Un petit rire m'échappe face à notre hésitation. On ne sait pas vraiment comment se comporter elle et moi, on se connaît depuis un moment mais il ne nous est jamais arrivé de ne plus se parler. Puis il faut se le dire, cette situation n'est pas anodine.

- Je crois qu'on a des choses à se dire, non ? lui dis-je.

- Oui, je pense aussi.

Elle s'avance doucement vers les marches face à nous, avant de s'y assoir, et d'un geste de main elle m'indique la place à côté d'elle. Je m'y installe à mon tour, les bras sur les genoux, et je décide de commencer le premier.

- Je suis désolé d'être partie sans explication, et d'être réapparu à Paris comme si de rien n'était.

- Pourquoi tu nous as rien dit ? On était là pour ça Ruggero.

- Je sais, mais y'a certaine chose qu'on n'arrive pas à contrôler. Je ne me sentais pas bien, j'avais juste envie de partir sans qu'il y ait qui que se soit pour m'en dissuader. J'avais besoin de souffler, alors je suis partie. Je me suis dis que ça serait mieux pour tout le monde de toute façon.

- Je comprends, si c'est ce dont tu avais besoin.

- Je ne voulais pas m'éloigner de vous ou que vous vous sentiez mis de côté, c'était juste un choix personnel.

Elle hoche la tête d'un air compréhensif. Même si Valentina peut se montrer rancunière, elle comprend aussi beaucoup les gens qui l'entourent. Je sais qu'elle peut se mettre à ma place, et j'ose espérer qu'elle me connaisse assez pour savoir que mon départ ne partait pas d'un mauvais sentiment.

- Mais la prochaine fois parle nous en, ça sert à ça les amis. Arrête de toujours vouloir régler tes problèmes tout seul, même si tu étais en tort, je sais que tu as aussi souffert de cette situation.
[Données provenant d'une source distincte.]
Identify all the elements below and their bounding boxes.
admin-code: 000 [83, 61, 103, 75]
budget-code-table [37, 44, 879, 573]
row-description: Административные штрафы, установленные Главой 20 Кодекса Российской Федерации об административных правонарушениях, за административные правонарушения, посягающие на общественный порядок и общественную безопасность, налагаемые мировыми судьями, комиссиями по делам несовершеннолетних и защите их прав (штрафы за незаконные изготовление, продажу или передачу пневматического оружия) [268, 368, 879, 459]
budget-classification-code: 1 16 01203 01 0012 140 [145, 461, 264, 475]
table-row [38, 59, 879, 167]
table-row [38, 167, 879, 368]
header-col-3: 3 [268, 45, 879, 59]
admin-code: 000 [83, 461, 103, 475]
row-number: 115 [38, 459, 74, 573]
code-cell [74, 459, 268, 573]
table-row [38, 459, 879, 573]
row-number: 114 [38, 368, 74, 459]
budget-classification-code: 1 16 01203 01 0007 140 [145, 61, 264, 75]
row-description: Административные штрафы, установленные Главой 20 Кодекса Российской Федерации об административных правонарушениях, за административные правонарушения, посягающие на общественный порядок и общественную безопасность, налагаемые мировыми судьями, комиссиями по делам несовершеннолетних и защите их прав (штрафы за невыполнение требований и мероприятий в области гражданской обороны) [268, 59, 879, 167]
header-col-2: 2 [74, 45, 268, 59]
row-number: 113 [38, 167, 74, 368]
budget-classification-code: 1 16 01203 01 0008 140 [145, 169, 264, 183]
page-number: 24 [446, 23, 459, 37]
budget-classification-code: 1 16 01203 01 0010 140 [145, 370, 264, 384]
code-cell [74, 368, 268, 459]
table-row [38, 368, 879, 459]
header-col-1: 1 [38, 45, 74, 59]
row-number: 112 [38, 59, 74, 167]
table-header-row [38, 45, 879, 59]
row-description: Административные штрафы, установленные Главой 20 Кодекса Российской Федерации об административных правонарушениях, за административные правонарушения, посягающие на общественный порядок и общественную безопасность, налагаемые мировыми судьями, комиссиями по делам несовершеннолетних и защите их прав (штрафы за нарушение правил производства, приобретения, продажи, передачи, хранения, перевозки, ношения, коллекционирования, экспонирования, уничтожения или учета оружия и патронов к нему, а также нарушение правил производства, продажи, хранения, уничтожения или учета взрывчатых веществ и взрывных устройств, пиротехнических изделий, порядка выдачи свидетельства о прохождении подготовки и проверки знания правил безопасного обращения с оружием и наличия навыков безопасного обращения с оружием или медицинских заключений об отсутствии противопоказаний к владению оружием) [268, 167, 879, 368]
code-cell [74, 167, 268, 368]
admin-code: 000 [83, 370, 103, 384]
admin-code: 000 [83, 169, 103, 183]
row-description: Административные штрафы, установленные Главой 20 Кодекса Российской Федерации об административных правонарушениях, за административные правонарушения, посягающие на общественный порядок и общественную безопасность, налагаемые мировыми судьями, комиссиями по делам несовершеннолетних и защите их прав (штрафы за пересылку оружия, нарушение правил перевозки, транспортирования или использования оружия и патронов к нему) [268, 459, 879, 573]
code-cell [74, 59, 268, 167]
Valentina ne sait pas vraiment ce qu'il s'est passé ce soir là. J'ai raconté ma version à Agustin et Michael, quand je les ai rejoint le soir où tout c'est finit, ce sont les seuls au courant. Je leur ai demandé de ne pas en parler, parce que j'avais envie de ne plus y penser, d'oublier tout ça. Je me suis dis que partir en Italie me ferait du bien, et qu'en arrivant à Paris tout serait plus simple, mais je me suis complètement trompé. La réalité m'est tombée dessus à la seconde où j'ai mis un pied dans la capitale. Pourtant c'était prévoyant, tout me relie à elle d'une manière ou d'une autre, j'ai simplement repoussé ce moment jusqu'à ce que tout n'explose. Une seconde fois.